Misericordia y ternura

A tres años de distancia de aquel 13 de marzo, ya no están en primer lugar los pequeños o grandes cambios de protocolo, el uso del coche utilitario, la elección de la residencia Santa Marta, esa “normalidad” alejada de las costumbres consolidadas de la corte pontificia. Todos estos elementos han tenido su peso al acercar al Papa a la gente, pero representan simplemente signos. El corazón del mensaje de Papa Francisco es el testimonio de una Iglesia que muestra el rostro de un Dios misericordioso y acogedor: “Se necesita una Iglesia –dijo el Papa a los obispos de Brasil en julio de 2013– capaz de volver a descubrir las vísceras maternas de la misericordia. Sin la misericordia hay muy poco que hacer hoy para insertarse en un mundo de “heridos”, que necesitan comprensión, perdón y amor». Durante su reciente viaje a México dijo: «La única fuerza capaz de conquistar el corazón de los hombres es la ternura de Dios. Lo que encanta y atrae, lo que vence, lo que abre y libera de las cadenas no es la fuerza de los instrumentos o la dureza de la ley, sino la debilidad omnipotente del amor divino, que es la fuerza irresistible de su dulzura y la promesa irreversible de su misericordia».

Construir puentes

También en el escenario internacional, el Pontificado de Francisco se ha caracterizado por esa «cultura del encuentro» en su relación con todas las personas, es decir por la voluntad de consttruir puentes con quien deje abierta mínimamente la puerta al diálogo. Es del Papa la realista confirmación de un mundo que se está poniendo en marcha a grandes pasos hacia una tercera guerra mundial, «en pedazos». Desde sus esfuerzos para no aislar al líder ruso Putin hasta el diálogo con las autoridades religiosas musulmanas, desde los viajes a Cuba y Estados Unidos hasta su visita al extremo oriente, Francisco ha hablado sobre el «ecumenismo de la sangre» que une a todos los cristianos de diferentes confesiones, ha abrazado al Patriarca ecuménico de Constantinopla, Bartolomeo I, y logró alcanzar el sueño de reunirse por primera vez en la historia de la Iglesia con el Patriarca de Moscú. La unidad de los cristianos no tiene valor solo para la vida de las Iglesias, es un signo muy importante para todo el mundo.

Los últimos

El magisterio de Francisco ha puesto en discusión el actual modelo de desarrollo, actualizando páginas olvidadas de la doctrina social de la Iglesia. En la encíclica «Laudato si’» ha explicado que la custodia de la Creación está relacionada con la solución de los graves problemas de pobreza que afectan a una parte considerable de la población mundial. Las palabras sobre la «economía que mata» han vuelto a llamar la atención sobre el drama del subdesarrollo y de las consecuencias desastrosas de las guerras, además de los ocultos motivos que las sostienen. Su insistencia sobre la acogida de los prófugos se dirige principalmente a Europa, para que no olvide los valores que le dieron origen.

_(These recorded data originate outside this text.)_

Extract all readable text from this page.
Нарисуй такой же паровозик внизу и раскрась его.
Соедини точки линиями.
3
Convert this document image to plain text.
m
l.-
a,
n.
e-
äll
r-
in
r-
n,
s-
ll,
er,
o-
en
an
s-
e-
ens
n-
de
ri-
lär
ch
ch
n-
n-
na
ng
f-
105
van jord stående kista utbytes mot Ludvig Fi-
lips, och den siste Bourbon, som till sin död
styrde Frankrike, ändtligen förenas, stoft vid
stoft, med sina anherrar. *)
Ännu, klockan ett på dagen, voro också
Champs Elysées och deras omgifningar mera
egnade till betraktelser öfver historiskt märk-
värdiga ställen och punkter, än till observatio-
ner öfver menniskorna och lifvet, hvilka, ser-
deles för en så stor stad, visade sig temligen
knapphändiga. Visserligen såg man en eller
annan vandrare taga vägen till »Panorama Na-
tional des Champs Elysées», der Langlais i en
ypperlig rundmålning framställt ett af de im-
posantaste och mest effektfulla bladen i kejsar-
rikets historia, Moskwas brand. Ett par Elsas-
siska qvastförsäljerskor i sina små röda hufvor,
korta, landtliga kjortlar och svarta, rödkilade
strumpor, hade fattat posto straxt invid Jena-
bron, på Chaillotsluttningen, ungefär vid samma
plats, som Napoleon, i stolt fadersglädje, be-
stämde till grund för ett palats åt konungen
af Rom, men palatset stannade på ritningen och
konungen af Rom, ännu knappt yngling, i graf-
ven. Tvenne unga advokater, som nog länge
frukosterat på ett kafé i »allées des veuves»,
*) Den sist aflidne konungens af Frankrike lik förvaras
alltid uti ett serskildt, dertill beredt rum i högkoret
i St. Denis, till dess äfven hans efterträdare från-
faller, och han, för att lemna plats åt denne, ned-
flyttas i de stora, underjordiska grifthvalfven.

El peligro de reducirlo a “slogan”

A tres años de que comenzara, su Pontificado se ha caracterizado por «trabajos en curso»: si la reforma del sistema económico-financiero vaticano ya entró en su fase práctica, el proceso para la reforma de la Curia se está revelando un poco más lento, mientras que la reorganización del sistema de los medios de comunicación vaticanos está comenzando. Las palabras del Papa parecen indicar claramente que la reforma de los corazones, la «conversión pastoral», es una condición necesaria para las reformas estructurales. Se corre el riesgo, en efecto, de que el mensaje del Pontificado sea reduciso a “slogan”, como si fuera suficiente cambiar alguna de las palabras clave: ahora se han puesto de moda términos como «periferias». El testimonio del Papa, en realidad, sugiere a todos (a los colaboradores, a los obispos, a los sacerdotes y a los laicos de todo el planeta) una radicalidad evangélica, sin la cual las reformas podrían correr el peligro de imitar criterios empresariales y podrían caer en tecnicismos que no consideran la naturaleza de la Iglesia, que no puede ser comparada a la de las transnacionales, como repitió a menudo en el pasado Benedicto XVI.